The plaintiffs in this action were the owners of a town lot in the city of Spokane, and the defendants of a forty-acre tract in Spokane county, adjacent to the city, together with certain personal property situate thereon. Some time prior to the 30th day of April, 1908, the parties agreed upon an exchange of these properties, and entered into a contract to that effect, which does not appear in the record. On the last mentioned date, the plaintiffs executed a deed of the Spokane property in favor of the defendants, and the defendants in turn executed a deed in favor of the plaintiffs for the forty-acre tract, and also a bill of sale for the personal property. The present action was instituted to set aside the deed executed by the plaintiffs, or to procure a reconveyance of the property therein described, on the ground that the deed was fraudulently obtained from the possession of the plaintiff August Anderson while intoxicated, and its delivery was never authorized or assented to by the plaintiff Emelia Anderson. The case was tried before the court without a jury, and from a judgment in favor of the defendants, the plaintiffs have appealed.

It is an admitted fact that a deed properly executed and acknowledged by the appellants passed into the custody and under the control of the grantees therein named, and was filed for record. This fact alone gives rise to a strong presumption that the deed was delivered and became operative, a presumption that can only be overthrown by clear and convincing proof. Jackson v. Lamar, 58 Wash. 383, 108 Pac. 946, and cases cited. When this presumption is aided by the further *238admitted facts that the appellants voluntarily surrendered possession of the granted premises to their grantees, imme^ diately after the delivery of their deed; entered upon the possession of the premises taken in exchange; consumed and necessarily treated-as their own a considerable part of the personal property received in exchange, and paid a commission to the agents who perpetrated the alleged fraud, long after the delivery of the deed, the presumption becomes well-nigh absolute and conclusive. The theory advanced by the appellants is this: they contend that Mrs. Anderson was unwilling to sign or execute the deed, until she had made a further examination of the property to be taken in exchange; that she finally executed the deed with the express understanding that the deed should remain in her possession, undelivered, until such further examination was made; that the husband obtained possession of the deed from the wife, with strict injunctions not to deliver it, and that the respondents or their agents fraudulently obtained possession of the deed from the husband while intoxicated.

The contention of the respondents, on the other hand, is that the deed was executed by both husband and wife for the purpose of making a delivery thereof; that an examination of the abstract disclosed some defect in the respondents’ title, which rendered it necessary to obtain a deed of correction from parties residing in the state of Wisconsin; that the appellants left their deed with their attorney until the deed of correction was returned, and that after the receipt of the latter deed, the deed from the appellants was delivered and placed of record.
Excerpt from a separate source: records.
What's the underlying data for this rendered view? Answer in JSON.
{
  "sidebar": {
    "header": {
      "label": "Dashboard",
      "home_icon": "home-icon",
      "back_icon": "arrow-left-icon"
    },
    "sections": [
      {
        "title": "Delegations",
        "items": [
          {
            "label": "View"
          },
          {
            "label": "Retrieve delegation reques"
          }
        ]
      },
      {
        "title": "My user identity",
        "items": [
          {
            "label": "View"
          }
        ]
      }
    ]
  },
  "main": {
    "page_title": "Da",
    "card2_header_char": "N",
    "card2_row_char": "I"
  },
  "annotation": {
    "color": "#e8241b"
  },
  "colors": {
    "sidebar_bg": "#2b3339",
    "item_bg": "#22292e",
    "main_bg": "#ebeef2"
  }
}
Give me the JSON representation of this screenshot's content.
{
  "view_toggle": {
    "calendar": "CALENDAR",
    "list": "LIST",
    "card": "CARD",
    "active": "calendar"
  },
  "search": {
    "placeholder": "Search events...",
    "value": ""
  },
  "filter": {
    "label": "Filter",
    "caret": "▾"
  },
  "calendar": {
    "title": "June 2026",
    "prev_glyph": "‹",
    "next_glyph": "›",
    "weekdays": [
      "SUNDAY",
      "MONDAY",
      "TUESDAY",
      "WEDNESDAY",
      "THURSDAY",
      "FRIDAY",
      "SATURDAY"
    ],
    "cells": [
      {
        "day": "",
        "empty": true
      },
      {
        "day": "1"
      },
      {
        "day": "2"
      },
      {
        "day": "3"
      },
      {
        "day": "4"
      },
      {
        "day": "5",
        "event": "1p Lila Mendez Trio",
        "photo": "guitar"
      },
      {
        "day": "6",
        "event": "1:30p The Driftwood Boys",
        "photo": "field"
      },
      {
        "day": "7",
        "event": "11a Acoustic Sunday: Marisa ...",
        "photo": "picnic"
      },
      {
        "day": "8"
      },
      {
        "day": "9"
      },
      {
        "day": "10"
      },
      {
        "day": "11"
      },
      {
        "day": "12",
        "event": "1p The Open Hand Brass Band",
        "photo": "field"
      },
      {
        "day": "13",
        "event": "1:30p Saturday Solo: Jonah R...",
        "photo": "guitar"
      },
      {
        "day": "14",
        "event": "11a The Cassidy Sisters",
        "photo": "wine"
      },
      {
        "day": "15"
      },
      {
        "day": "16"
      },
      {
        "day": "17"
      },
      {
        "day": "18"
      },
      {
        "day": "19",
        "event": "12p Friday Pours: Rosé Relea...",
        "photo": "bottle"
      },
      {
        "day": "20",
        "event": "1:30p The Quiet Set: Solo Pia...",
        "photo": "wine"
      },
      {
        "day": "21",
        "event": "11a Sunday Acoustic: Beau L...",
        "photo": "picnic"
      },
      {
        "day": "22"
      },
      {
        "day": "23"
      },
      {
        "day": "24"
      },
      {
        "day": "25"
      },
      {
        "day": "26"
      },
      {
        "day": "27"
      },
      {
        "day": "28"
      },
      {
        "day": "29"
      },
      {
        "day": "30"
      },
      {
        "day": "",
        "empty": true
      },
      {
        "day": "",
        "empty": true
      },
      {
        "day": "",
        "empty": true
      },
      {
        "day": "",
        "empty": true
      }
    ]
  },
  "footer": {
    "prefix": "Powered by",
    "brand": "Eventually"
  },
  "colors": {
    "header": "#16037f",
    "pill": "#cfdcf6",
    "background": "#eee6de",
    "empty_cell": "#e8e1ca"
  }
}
The court below made no findings of fact, but it evidently adopted the respondents’ theory of the case, and with that conclusion we are in entire accord. The conduct of the appellants was in many respects utterly inconsistent with their present claims, and in many other respects their testimony was utterly discredited. The court below saw the parties and their witnesses, observed their demeanor, and its conclusion finds ample support in the record.

*239A motion for a new trial was interposed on the ground of newly discovered evidence. The affidavits in support of the motion were made by parties who had already testified on the trial. The denial of this motion is assigned as error, but the court acted within its discretion. The reasons for the denial of the motion do not appear, but the court might well have proceeded on the theory that it was so little impressed with the testimony already given by these witnesses that any further testimony they might offer would not change the result.

Finding no error in the record, the judgment is affirmed.

Parker, Gose, Fullerton, and Mount, JJ., concur.